What're your favorite noodles and dumplings, noodle-lover-new-to-the-board?
I'm also a pasta freak, but I've found nothing in town I can afford to match the handmade pasta that my flour-obsessed friend and I turn out.
1. Soba and sansheiro at Otafuku (cold)
2. Ramen at Hakta Ramen Shin Sen Gumi
3. Shanghai noodls and juicy dumplings at
Din Tai Fung. Also chickn noodl soup.
4. The dumplings you had at Ming Wa
5. Fish dumplings at downtown Mandarin Deli
6. Various fascinating dumplings (like pork and sea cucumber) at Dumplings 10053.
7. Udon at Kotohiro (in light broth with tmpura lac. (Sorry th ky btwn w and r just stoppd working.)
8. Dim sum at Sa Harbour.
9. Lamb and handmad noodl soup at China Islamic.
I just spent an hour driving around the San Gabriel Valley looking for this unnamed dumpling restaurant. First of all, the address 1227 Valley does NOT exist. The closest address was a minimall that said 1025-35 Valley and there were two beauty parlors in it... but all the store signs were in Chinese. Nothing close to "Ming Wa". Please help with more detailed directions.
Not following you gtberger, I went yesterday, and directions were perfect, as was
a) the name Ming Wa, and
b) the dumplings and handmade 3-ingredient noodle soup.
Burnt the s#!t out of my mouth, on the piping hot soup, but worth every epithelial cell that was incinerated.
Maybe you mixed up West and East Valley Blvd. It's just west of Atlantic, tho'
re: Bob Wollman
Yeah, I thought Thi's directions were fine.
Can't say the dumplings were particularly heavenly, though. I've been permanently spoiled by the Mei Long Village version of xiaolong bao, to the point that typical pork dumplings just don't cut it. I'll make an exception for Royal Star's dim sum pork dumplings with hot oil.
Ming Wa is a pretty good value nevertheless because the prices were low and the portions large. Nice three ingredient fried rice, huge bowl of hot and sour for $3 (though too salty I thought).
Comparing xlb and country dumplings is like comparing consumme and chicken noodle soup.
Was not the dumpling skin perfectly sweet, suffused with the flavor of pork? Was it not satisfyingly chewy? Does it not have pleasures of its own? Great, deep pleasures - not sexy pleasures like a mouthful of broth, but the pleasures of the plain flavor of pork and greens?
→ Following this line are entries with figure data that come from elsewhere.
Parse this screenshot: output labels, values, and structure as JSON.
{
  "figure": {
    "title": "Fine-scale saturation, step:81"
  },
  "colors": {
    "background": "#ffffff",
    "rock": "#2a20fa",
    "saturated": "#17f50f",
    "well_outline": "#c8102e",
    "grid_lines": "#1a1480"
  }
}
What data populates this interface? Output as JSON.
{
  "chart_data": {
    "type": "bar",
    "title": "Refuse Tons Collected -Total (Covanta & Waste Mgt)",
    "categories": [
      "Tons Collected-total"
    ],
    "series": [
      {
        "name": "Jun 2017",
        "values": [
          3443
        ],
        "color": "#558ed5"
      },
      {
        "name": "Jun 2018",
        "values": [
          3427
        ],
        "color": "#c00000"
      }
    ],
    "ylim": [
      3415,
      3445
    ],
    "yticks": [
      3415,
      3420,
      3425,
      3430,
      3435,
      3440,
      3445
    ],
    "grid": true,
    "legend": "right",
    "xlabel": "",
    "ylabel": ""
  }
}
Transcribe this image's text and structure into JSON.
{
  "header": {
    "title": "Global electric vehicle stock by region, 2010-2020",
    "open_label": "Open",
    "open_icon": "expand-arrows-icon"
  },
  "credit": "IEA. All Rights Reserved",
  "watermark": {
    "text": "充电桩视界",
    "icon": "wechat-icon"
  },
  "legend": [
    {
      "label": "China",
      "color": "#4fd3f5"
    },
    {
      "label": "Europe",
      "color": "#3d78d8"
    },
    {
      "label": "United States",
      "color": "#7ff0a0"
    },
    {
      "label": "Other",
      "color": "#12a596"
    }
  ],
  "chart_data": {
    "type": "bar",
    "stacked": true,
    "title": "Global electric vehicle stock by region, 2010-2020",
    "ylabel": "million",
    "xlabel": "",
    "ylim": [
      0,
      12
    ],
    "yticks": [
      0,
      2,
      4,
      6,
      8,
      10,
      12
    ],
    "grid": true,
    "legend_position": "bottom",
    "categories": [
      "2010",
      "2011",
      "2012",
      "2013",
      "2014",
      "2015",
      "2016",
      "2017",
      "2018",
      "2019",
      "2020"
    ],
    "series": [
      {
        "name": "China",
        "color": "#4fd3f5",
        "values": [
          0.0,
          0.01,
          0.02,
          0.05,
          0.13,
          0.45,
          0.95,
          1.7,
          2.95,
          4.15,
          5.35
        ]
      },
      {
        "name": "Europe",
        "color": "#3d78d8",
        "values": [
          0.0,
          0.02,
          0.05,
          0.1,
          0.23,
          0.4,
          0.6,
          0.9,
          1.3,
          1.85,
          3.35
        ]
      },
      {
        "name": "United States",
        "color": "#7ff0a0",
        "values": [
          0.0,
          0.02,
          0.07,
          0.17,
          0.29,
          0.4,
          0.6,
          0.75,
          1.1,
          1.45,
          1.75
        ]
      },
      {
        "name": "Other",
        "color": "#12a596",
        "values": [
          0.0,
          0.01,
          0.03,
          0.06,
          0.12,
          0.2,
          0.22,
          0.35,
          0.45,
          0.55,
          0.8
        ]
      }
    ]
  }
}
Have you tried Meilong VIllage's XLB against Din Tai Fung's? It takes some while to adapt to DTF's bizarre texture control (like the first time I had al dente pasta) but it becomes an addiction. DTF's XLB are also cleaner, purer chicken stock. Meilong does a harder multi-flavored stock hit with a decent dash of MSG. I like Meilong more the first five times, and then changed my mind to DTF.
Dumpling 10053 or whatever certainly has the most effete, high-class country-style dumplings (is there a proper name for these? I just made that up) but somehow I find myself craving Ming Wa's more.
Kinda like how I crave good carne asada tacos more often than I crave mole, these days. After the two year mole addiction burned out.
I had a XLB-or-nothing patch too, but it passed.
re: Thi N.
I'd say I found the DTF skin "annoyingly chewy", unsubtle. And if it is true that I'm comparing gourmet with grunge, it is gourmet at only a fairly small markup. Yes, the matchup is unfair...Mei Long has CRAB with the pork, for chrissakes, kind of like Shaq and Kobe going two on one with Lebron James...but given the option, and the close prices why should I switch? Plus I think MLV's dumplings are epidermically correct in every aspect. Will or can I outgrow them? Who can say...why would I want to?
As I noted, I do recommend Ming Wa for some hearty eating at very nice prices because of the serving size and general good quality.